Effects on Lionfish Prey Could Be Bad News for Reef Diversity

The invasive Indo-Pacific lionfish has been living for several years now on reefs throughout the Southeast United States. They are voracious predators.

Research Need

Scientists have assumed that lionfish are not picky when it comes to consuming prey — but what if they are? Would it be better or worse if lionfish targeted specific species?

What did they study?

Researchers used two existing datasets from North Carolina reefs to assess the diets of the invasive lionfish and to determine whether the species has a preferred food source. SCUBA divers generated the first dataset by documenting observed native reef fish from 2006 to 2010. Stomach contents of 226 individual lionfish collected from the same area and time period comprised the second dataset. Together, scientists were able to see how frequently lionfish preyed upon native fish species based on the species’ abundance on the reef.

What did they find?

Twelve out of the 28 native fish families were consumed just as frequently as expected, but generally the fish families found in the stomach contents of lionfish did not match expected amounts. In fact, lionfish avoided the Sparidae family — pinfish and porgies.

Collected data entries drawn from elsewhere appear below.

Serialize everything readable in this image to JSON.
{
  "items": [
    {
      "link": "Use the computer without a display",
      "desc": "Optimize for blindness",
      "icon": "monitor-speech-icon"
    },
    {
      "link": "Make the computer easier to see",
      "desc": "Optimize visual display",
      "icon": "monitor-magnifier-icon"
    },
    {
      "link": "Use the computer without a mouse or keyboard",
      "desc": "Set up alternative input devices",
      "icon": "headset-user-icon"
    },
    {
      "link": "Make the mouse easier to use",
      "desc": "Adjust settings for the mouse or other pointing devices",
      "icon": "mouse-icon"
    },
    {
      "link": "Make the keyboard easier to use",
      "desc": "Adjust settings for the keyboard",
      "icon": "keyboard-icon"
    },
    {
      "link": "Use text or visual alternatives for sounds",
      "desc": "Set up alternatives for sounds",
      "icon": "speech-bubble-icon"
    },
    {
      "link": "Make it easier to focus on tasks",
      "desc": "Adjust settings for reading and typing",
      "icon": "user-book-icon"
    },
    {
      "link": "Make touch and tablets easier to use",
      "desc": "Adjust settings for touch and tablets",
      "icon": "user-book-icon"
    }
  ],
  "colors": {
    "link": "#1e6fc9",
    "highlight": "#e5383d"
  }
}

And we thought anglers were the only ones that avoided pinfish!

Furthermore, several native fish families with relatively moderate or low abundances around North Carolina reefs were prey more frequently than expected. These included members from the parrotfish, filefish, lizardfish, cardinalfish, blenny and grouper families.

What else did they find?

Lionfish, in particular, target grunts, sea basses and groupers more frequently than expected, with grunts comprising 41% of the lionfish diet. This is bad news for fishermen, who tend to target the same fish families on North Carolina reefs.

Anything else?

Some less abundant native fishes — in some cases rare fishes — were consumed by lionfish at a rate higher than expected, placing them at further risk of decline and even regional extinctions. This could have devastating effects on the marine food web and ecosystem processes of the hard-bottom reef habitats surrounding North Carolina. Therefore, monitoring these at-risk species, especially when they co-occur with the invasive lionfish, is incredibly important.

Reading

Chappell, B. and Smith, K. (2016). Patterns of predation of native reef fish by invasive Indo-Pacific lionfish in the western Atlantic: Evidence of selectivity by a generalist predator. Global Ecology and Conservation, 8, pp.18-23.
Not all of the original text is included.